On Sunday, 8 December 2024 at 05:54:40 UTC, Manu wrote:
>I've been trying out an API strategy to use sink functions a lot more to hoist the item allocation/management logic to the user and out from the work routines. This idea has received a lot of attention, and I heard a lot of people saying this was a planned direction to move in phobos and friends.
void parseThings(string s, void delegate(Thing) sink)
{
//...
sink(Thing());
//...
}
We have a serious problem though; a function that receives a sink function
must transfer the attributes from the sink function to itself, and we have
no language to do that...
What are the leading strategies that have been discussed to date? Is there
a general 'plan'?
I've proposed something like the following in the past, but I don't know how much appetite there is for it:
// assuming Thing() is @nogc nothrow @safe, but not pure
void parseThings(string s, @called void delegate(Thing) sink) @nogc nothrow @safe
{
sink(Thing());
}
Essentially, how this would work is that the compiler would consider all code inside the function except the call of the delegate to be attributed with the provided attributes. However, the delegate call will always work. All that will happen is that the call to parseThings
will have any restrictions removed that aren't on the delegate.

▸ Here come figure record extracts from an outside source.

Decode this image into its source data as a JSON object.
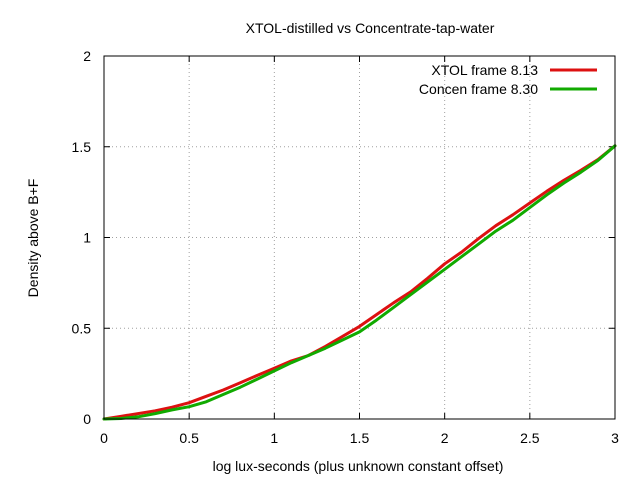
{
  "chart_data": {
    "type": "line",
    "title": "XTOL-distilled vs Concentrate-tap-water",
    "xlabel": "log lux-seconds (plus unknown constant offset)",
    "ylabel": "Density above B+F",
    "xlim": [
      0,
      3
    ],
    "ylim": [
      0,
      2
    ],
    "xticks": [
      "0",
      "0.5",
      "1",
      "1.5",
      "2",
      "2.5",
      "3"
    ],
    "yticks": [
      "0",
      "0.5",
      "1",
      "1.5",
      "2"
    ],
    "grid": true,
    "grid_style": "dotted",
    "legend_position": "top-right",
    "series": [
      {
        "name": "XTOL frame 8.13",
        "color": "#dd1111",
        "x": [
          0,
          0.1,
          0.2,
          0.3,
          0.4,
          0.5,
          0.6,
          0.7,
          0.8,
          0.9,
          1.0,
          1.1,
          1.2,
          1.3,
          1.4,
          1.5,
          1.6,
          1.7,
          1.8,
          1.9,
          2.0,
          2.1,
          2.2,
          2.3,
          2.4,
          2.5,
          2.6,
          2.7,
          2.8,
          2.9,
          3.0
        ],
        "y": [
          0,
          0.015,
          0.03,
          0.045,
          0.065,
          0.09,
          0.125,
          0.16,
          0.2,
          0.24,
          0.28,
          0.32,
          0.35,
          0.4,
          0.455,
          0.51,
          0.575,
          0.64,
          0.7,
          0.775,
          0.855,
          0.92,
          0.995,
          1.065,
          1.125,
          1.19,
          1.255,
          1.315,
          1.37,
          1.43,
          1.505
        ]
      },
      {
        "name": "Concen frame 8.30",
        "color": "#11aa00",
        "x": [
          0,
          0.1,
          0.2,
          0.3,
          0.4,
          0.5,
          0.6,
          0.7,
          0.8,
          0.9,
          1.0,
          1.1,
          1.2,
          1.3,
          1.4,
          1.5,
          1.6,
          1.7,
          1.8,
          1.9,
          2.0,
          2.1,
          2.2,
          2.3,
          2.4,
          2.5,
          2.6,
          2.7,
          2.8,
          2.9,
          3.0
        ],
        "y": [
          0,
          0.003,
          0.012,
          0.03,
          0.05,
          0.068,
          0.095,
          0.135,
          0.175,
          0.22,
          0.265,
          0.31,
          0.35,
          0.39,
          0.435,
          0.48,
          0.545,
          0.615,
          0.685,
          0.755,
          0.825,
          0.895,
          0.965,
          1.035,
          1.095,
          1.165,
          1.235,
          1.3,
          1.36,
          1.425,
          1.505
        ]
      }
    ]
  }
}
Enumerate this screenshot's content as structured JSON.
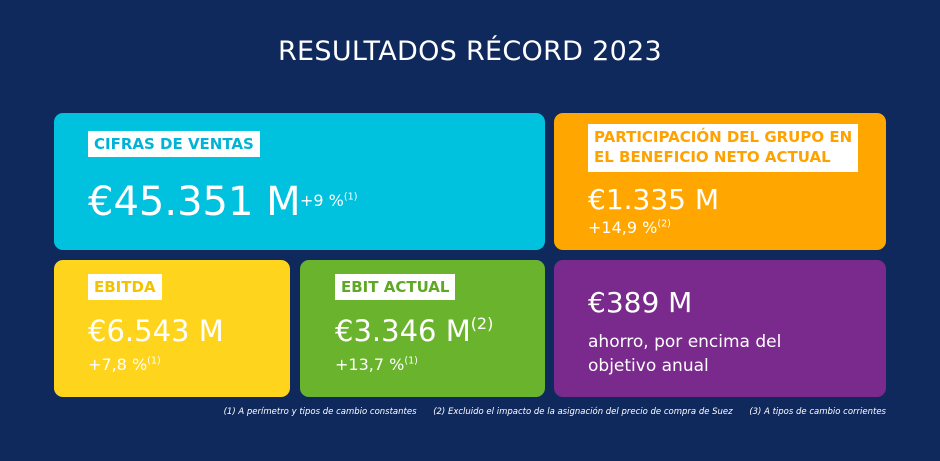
{
  "title": "RESULTADOS RÉCORD 2023",
  "cards": [
    {
      "label": [
        "CIFRAS DE VENTAS"
      ],
      "value": "€45.351 M",
      "change": "+9 %",
      "change_note": "(1)"
    },
    {
      "label": [
        "PARTICIPACIÓN DEL GRUPO EN",
        "EL BENEFICIO NETO ACTUAL"
      ],
      "value": "€1.335 M",
      "change": "+14,9 %",
      "change_note": "(2)"
    },
    {
      "label": [
        "EBITDA"
      ],
      "value": "€6.543 M",
      "change": "+7,8 %",
      "change_note": "(1)"
    },
    {
      "label": [
        "EBIT ACTUAL"
      ],
      "value": "€3.346 M",
      "value_note": "(2)",
      "change": "+13,7 %",
      "change_note": "(1)"
    },
    {
      "value": "€389 M",
      "description": [
        "ahorro, por encima del",
        "objetivo anual"
      ]
    }
  ],
  "footnotes": [
    "(1) A perímetro y tipos de cambio constantes",
    "(2) Excluido el impacto de la asignación del precio de compra de Suez",
    "(3) A tipos de cambio corrientes"
  ]
}
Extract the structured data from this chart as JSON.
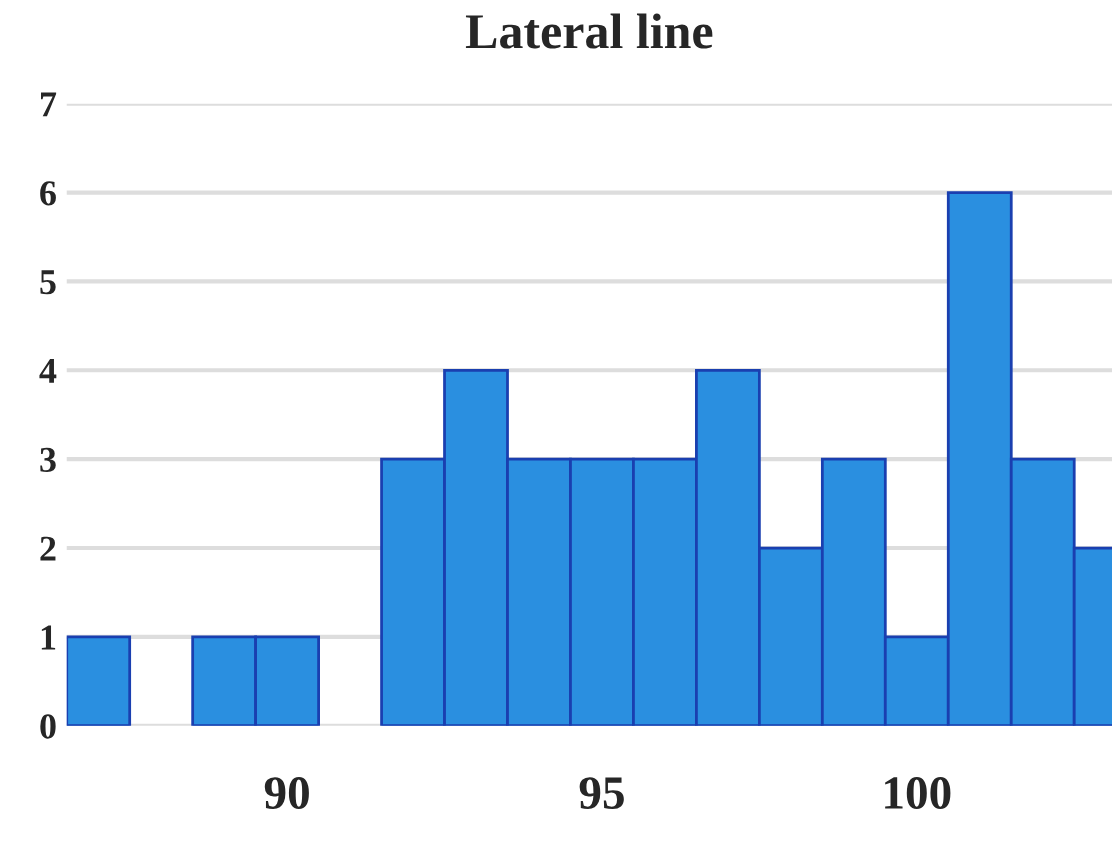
{
  "chart_data": {
    "type": "histogram",
    "title": "Lateral line",
    "bins": [
      86.5,
      87.5,
      88.5,
      89.5,
      90.5,
      91.5,
      92.5,
      93.5,
      94.5,
      95.5,
      96.5,
      97.5,
      98.5,
      99.5,
      100.5,
      101.5,
      102.5,
      103.5
    ],
    "values": [
      1,
      0,
      1,
      1,
      0,
      3,
      4,
      3,
      3,
      3,
      4,
      2,
      3,
      1,
      6,
      3,
      2
    ],
    "color": "#2a8fe0",
    "xlim": [
      86.5,
      103.1
    ],
    "xticks": [
      90,
      95,
      100
    ],
    "ylim": [
      0,
      7
    ],
    "yticks": [
      0,
      1,
      2,
      3,
      4,
      5,
      6,
      7
    ],
    "grid": "y"
  }
}
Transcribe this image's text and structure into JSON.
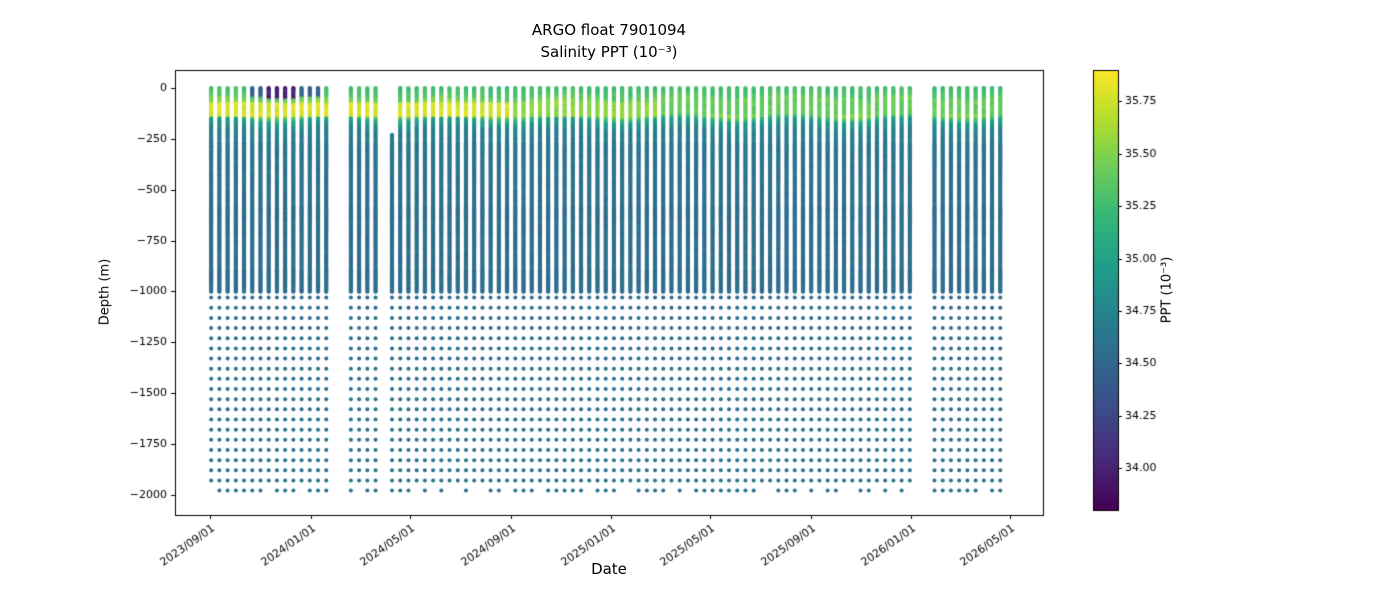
{
  "chart_data": {
    "type": "scatter",
    "title": "ARGO float 7901094",
    "subtitle": "Salinity PPT (10⁻³)",
    "xlabel": "Date",
    "ylabel": "Depth (m)",
    "xlim": [
      "2023-07-20",
      "2026-06-10"
    ],
    "ylim": [
      -2100,
      90
    ],
    "x_ticks": [
      {
        "date": "2023-09-01",
        "label": "2023/09/01"
      },
      {
        "date": "2024-01-01",
        "label": "2024/01/01"
      },
      {
        "date": "2024-05-01",
        "label": "2024/05/01"
      },
      {
        "date": "2024-09-01",
        "label": "2024/09/01"
      },
      {
        "date": "2025-01-01",
        "label": "2025/01/01"
      },
      {
        "date": "2025-05-01",
        "label": "2025/05/01"
      },
      {
        "date": "2025-09-01",
        "label": "2025/09/01"
      },
      {
        "date": "2026-01-01",
        "label": "2026/01/01"
      },
      {
        "date": "2026-05-01",
        "label": "2026/05/01"
      }
    ],
    "y_ticks": [
      {
        "value": 0,
        "label": "0"
      },
      {
        "value": -250,
        "label": "−250"
      },
      {
        "value": -500,
        "label": "−500"
      },
      {
        "value": -750,
        "label": "−750"
      },
      {
        "value": -1000,
        "label": "−1000"
      },
      {
        "value": -1250,
        "label": "−1250"
      },
      {
        "value": -1500,
        "label": "−1500"
      },
      {
        "value": -1750,
        "label": "−1750"
      },
      {
        "value": -2000,
        "label": "−2000"
      }
    ],
    "colorbar": {
      "label": "PPT (10⁻³)",
      "colormap": "viridis",
      "vmin": 33.8,
      "vmax": 35.9,
      "ticks": [
        {
          "value": 34.0,
          "label": "34.00"
        },
        {
          "value": 34.25,
          "label": "34.25"
        },
        {
          "value": 34.5,
          "label": "34.50"
        },
        {
          "value": 34.75,
          "label": "34.75"
        },
        {
          "value": 35.0,
          "label": "35.00"
        },
        {
          "value": 35.25,
          "label": "35.25"
        },
        {
          "value": 35.5,
          "label": "35.50"
        },
        {
          "value": 35.75,
          "label": "35.75"
        }
      ]
    },
    "colormap_stops": [
      [
        68,
        1,
        84
      ],
      [
        72,
        40,
        120
      ],
      [
        62,
        74,
        137
      ],
      [
        49,
        104,
        142
      ],
      [
        38,
        130,
        142
      ],
      [
        31,
        158,
        137
      ],
      [
        53,
        183,
        121
      ],
      [
        109,
        205,
        89
      ],
      [
        180,
        222,
        44
      ],
      [
        253,
        231,
        37
      ]
    ],
    "profiles": {
      "start_date": "2023-09-02",
      "end_date": "2026-04-20",
      "interval_days": 10,
      "gaps": [
        [
          "2024-01-25",
          "2024-02-15"
        ],
        [
          "2024-03-28",
          "2024-04-03"
        ],
        [
          "2026-01-05",
          "2026-01-24"
        ]
      ],
      "partial_profiles": [
        {
          "date": "2024-04-09",
          "top_depth": -230
        }
      ],
      "shallow_depth_step_m": 10,
      "shallow_max_depth_m": -1000,
      "deep_start_depth_m": -1030,
      "deep_depth_step_m": 50,
      "deep_max_depth_m": -1980
    },
    "salinity_profile_by_depth": [
      [
        0,
        35.25
      ],
      [
        -40,
        35.32
      ],
      [
        -70,
        35.5
      ],
      [
        -100,
        35.65
      ],
      [
        -135,
        35.5
      ],
      [
        -165,
        34.95
      ],
      [
        -210,
        34.72
      ],
      [
        -300,
        34.62
      ],
      [
        -600,
        34.56
      ],
      [
        -1000,
        34.55
      ],
      [
        -1500,
        34.58
      ],
      [
        -1980,
        34.6
      ]
    ],
    "salinity_anomalies": [
      {
        "from": "2023-10-22",
        "to": "2024-01-12",
        "depth_top": 0,
        "depth_bottom": -45,
        "ppt": 34.45
      },
      {
        "from": "2023-11-05",
        "to": "2023-12-20",
        "depth_top": 0,
        "depth_bottom": -55,
        "ppt": 34.0
      },
      {
        "from": "2023-09-01",
        "to": "2024-09-01",
        "depth_top": -75,
        "depth_bottom": -140,
        "ppt": 35.78
      },
      {
        "from": "2024-09-01",
        "to": "2025-03-01",
        "depth_top": -75,
        "depth_bottom": -140,
        "ppt": 35.55
      },
      {
        "from": "2025-03-01",
        "to": "2026-04-20",
        "depth_top": -60,
        "depth_bottom": -130,
        "ppt": 35.4
      }
    ]
  }
}
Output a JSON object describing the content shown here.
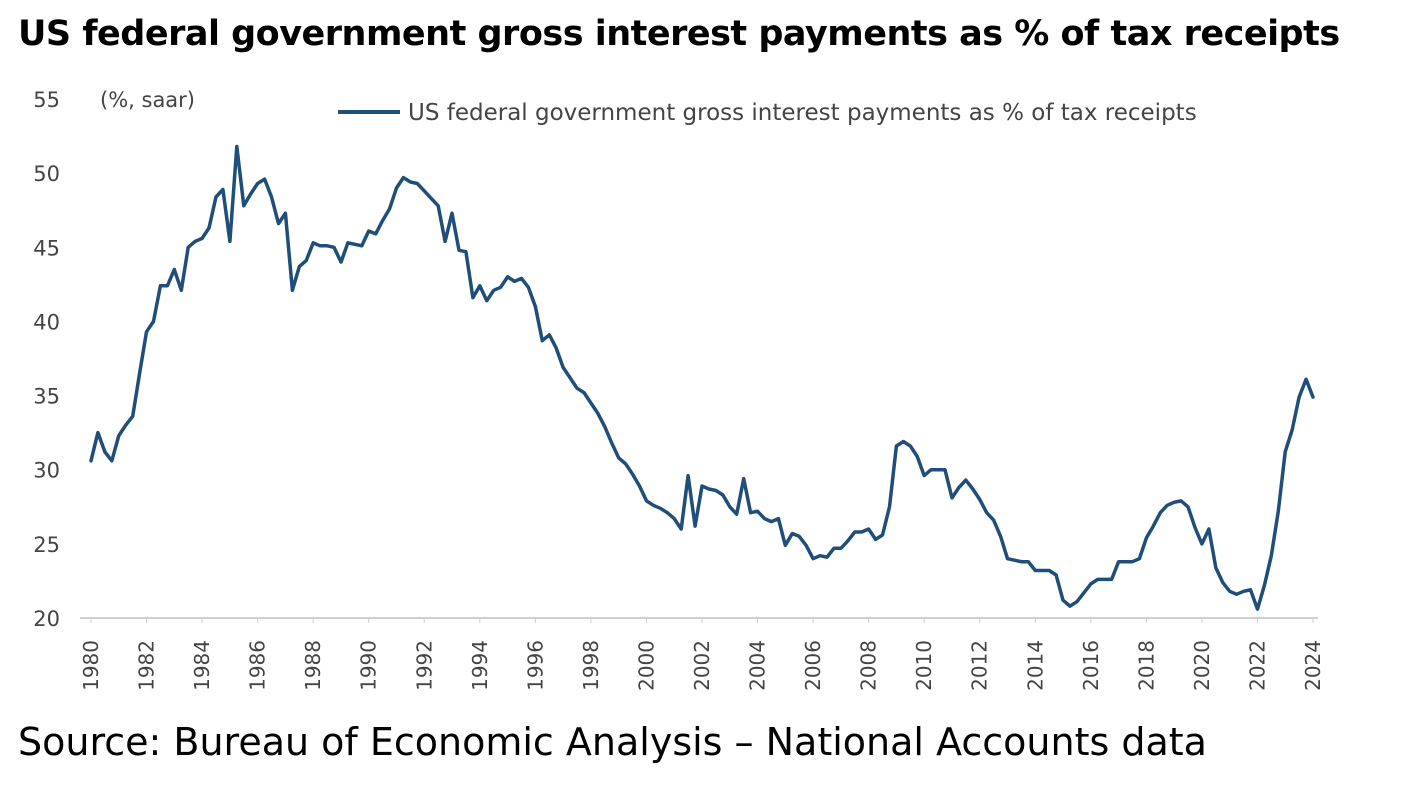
{
  "title": "US federal government gross interest payments as % of tax receipts",
  "source": "Source: Bureau of Economic Analysis – National Accounts data",
  "colors": {
    "series": "#1f4e79",
    "axis": "#d0d0d0",
    "text": "#444444"
  },
  "chart_data": {
    "type": "line",
    "title": "US federal government gross interest payments as % of tax receipts",
    "unit_label": "(%, saar)",
    "xlabel": "",
    "ylabel": "",
    "ylim": [
      20,
      55
    ],
    "xlim": [
      1980,
      2024
    ],
    "y_ticks": [
      "55",
      "50",
      "45",
      "40",
      "35",
      "30",
      "25",
      "20"
    ],
    "x_ticks": [
      "1980",
      "1982",
      "1984",
      "1986",
      "1988",
      "1990",
      "1992",
      "1994",
      "1996",
      "1998",
      "2000",
      "2002",
      "2004",
      "2006",
      "2008",
      "2010",
      "2012",
      "2014",
      "2016",
      "2018",
      "2020",
      "2022",
      "2024"
    ],
    "grid": false,
    "legend_position": "top",
    "series": [
      {
        "name": "US federal government gross interest payments as % of tax receipts",
        "x": [
          1980.0,
          1980.25,
          1980.5,
          1980.75,
          1981.0,
          1981.25,
          1981.5,
          1981.75,
          1982.0,
          1982.25,
          1982.5,
          1982.75,
          1983.0,
          1983.25,
          1983.5,
          1983.75,
          1984.0,
          1984.25,
          1984.5,
          1984.75,
          1985.0,
          1985.25,
          1985.5,
          1985.75,
          1986.0,
          1986.25,
          1986.5,
          1986.75,
          1987.0,
          1987.25,
          1987.5,
          1987.75,
          1988.0,
          1988.25,
          1988.5,
          1988.75,
          1989.0,
          1989.25,
          1989.5,
          1989.75,
          1990.0,
          1990.25,
          1990.5,
          1990.75,
          1991.0,
          1991.25,
          1991.5,
          1991.75,
          1992.0,
          1992.25,
          1992.5,
          1992.75,
          1993.0,
          1993.25,
          1993.5,
          1993.75,
          1994.0,
          1994.25,
          1994.5,
          1994.75,
          1995.0,
          1995.25,
          1995.5,
          1995.75,
          1996.0,
          1996.25,
          1996.5,
          1996.75,
          1997.0,
          1997.25,
          1997.5,
          1997.75,
          1998.0,
          1998.25,
          1998.5,
          1998.75,
          1999.0,
          1999.25,
          1999.5,
          1999.75,
          2000.0,
          2000.25,
          2000.5,
          2000.75,
          2001.0,
          2001.25,
          2001.5,
          2001.75,
          2002.0,
          2002.25,
          2002.5,
          2002.75,
          2003.0,
          2003.25,
          2003.5,
          2003.75,
          2004.0,
          2004.25,
          2004.5,
          2004.75,
          2005.0,
          2005.25,
          2005.5,
          2005.75,
          2006.0,
          2006.25,
          2006.5,
          2006.75,
          2007.0,
          2007.25,
          2007.5,
          2007.75,
          2008.0,
          2008.25,
          2008.5,
          2008.75,
          2009.0,
          2009.25,
          2009.5,
          2009.75,
          2010.0,
          2010.25,
          2010.5,
          2010.75,
          2011.0,
          2011.25,
          2011.5,
          2011.75,
          2012.0,
          2012.25,
          2012.5,
          2012.75,
          2013.0,
          2013.25,
          2013.5,
          2013.75,
          2014.0,
          2014.25,
          2014.5,
          2014.75,
          2015.0,
          2015.25,
          2015.5,
          2015.75,
          2016.0,
          2016.25,
          2016.5,
          2016.75,
          2017.0,
          2017.25,
          2017.5,
          2017.75,
          2018.0,
          2018.25,
          2018.5,
          2018.75,
          2019.0,
          2019.25,
          2019.5,
          2019.75,
          2020.0,
          2020.25,
          2020.5,
          2020.75,
          2021.0,
          2021.25,
          2021.5,
          2021.75,
          2022.0,
          2022.25,
          2022.5,
          2022.75,
          2023.0,
          2023.25,
          2023.5,
          2023.75,
          2024.0
        ],
        "values": [
          30.6,
          32.5,
          31.2,
          30.6,
          32.3,
          33.0,
          33.6,
          36.5,
          39.3,
          40.0,
          42.4,
          42.4,
          43.5,
          42.1,
          45.0,
          45.4,
          45.6,
          46.3,
          48.4,
          48.9,
          45.4,
          51.8,
          47.8,
          48.6,
          49.3,
          49.6,
          48.4,
          46.6,
          47.3,
          42.1,
          43.7,
          44.1,
          45.3,
          45.1,
          45.1,
          45.0,
          44.0,
          45.3,
          45.2,
          45.1,
          46.1,
          45.9,
          46.8,
          47.6,
          49.0,
          49.7,
          49.4,
          49.3,
          48.8,
          48.3,
          47.8,
          45.4,
          47.3,
          44.8,
          44.7,
          41.6,
          42.4,
          41.4,
          42.1,
          42.3,
          43.0,
          42.7,
          42.9,
          42.3,
          41.0,
          38.7,
          39.1,
          38.2,
          36.9,
          36.2,
          35.5,
          35.2,
          34.5,
          33.8,
          32.9,
          31.8,
          30.8,
          30.4,
          29.7,
          28.9,
          27.9,
          27.6,
          27.4,
          27.1,
          26.7,
          26.0,
          29.6,
          26.2,
          28.9,
          28.7,
          28.6,
          28.3,
          27.5,
          27.0,
          29.4,
          27.1,
          27.2,
          26.7,
          26.5,
          26.7,
          24.9,
          25.7,
          25.5,
          24.9,
          24.0,
          24.2,
          24.1,
          24.7,
          24.7,
          25.2,
          25.8,
          25.8,
          26.0,
          25.3,
          25.6,
          27.5,
          31.6,
          31.9,
          31.6,
          30.9,
          29.6,
          30.0,
          30.0,
          30.0,
          28.1,
          28.8,
          29.3,
          28.7,
          28.0,
          27.1,
          26.6,
          25.5,
          24.0,
          23.9,
          23.8,
          23.8,
          23.2,
          23.2,
          23.2,
          22.9,
          21.2,
          20.8,
          21.1,
          21.7,
          22.3,
          22.6,
          22.6,
          22.6,
          23.8,
          23.8,
          23.8,
          24.0,
          25.4,
          26.2,
          27.1,
          27.6,
          27.8,
          27.9,
          27.5,
          26.1,
          25.0,
          26.0,
          23.4,
          22.4,
          21.8,
          21.6,
          21.8,
          21.9,
          20.6,
          22.2,
          24.2,
          27.2,
          31.2,
          32.7,
          34.9,
          36.1,
          34.9
        ]
      }
    ]
  }
}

So e.g. a delegate of @nogc pure
but not nothrow
or @safe
will mean parseThings(dg)
will be treated like it's @nogc
.
Because the list of attributes @nogc nothrow @safe
is logic-anded with @nogc pure
.
No recompile is necessary.
If you want to insist that some attribute must be on the delegate, you can add the attribute to the delegate parameter. So if I wanted to insist that you must pass in at least a @safe
delegate:
void parseThings(string s, @called void delegate(Thing) @safe sink) { ... }
As far as I know, there is no plan to make something like this happen.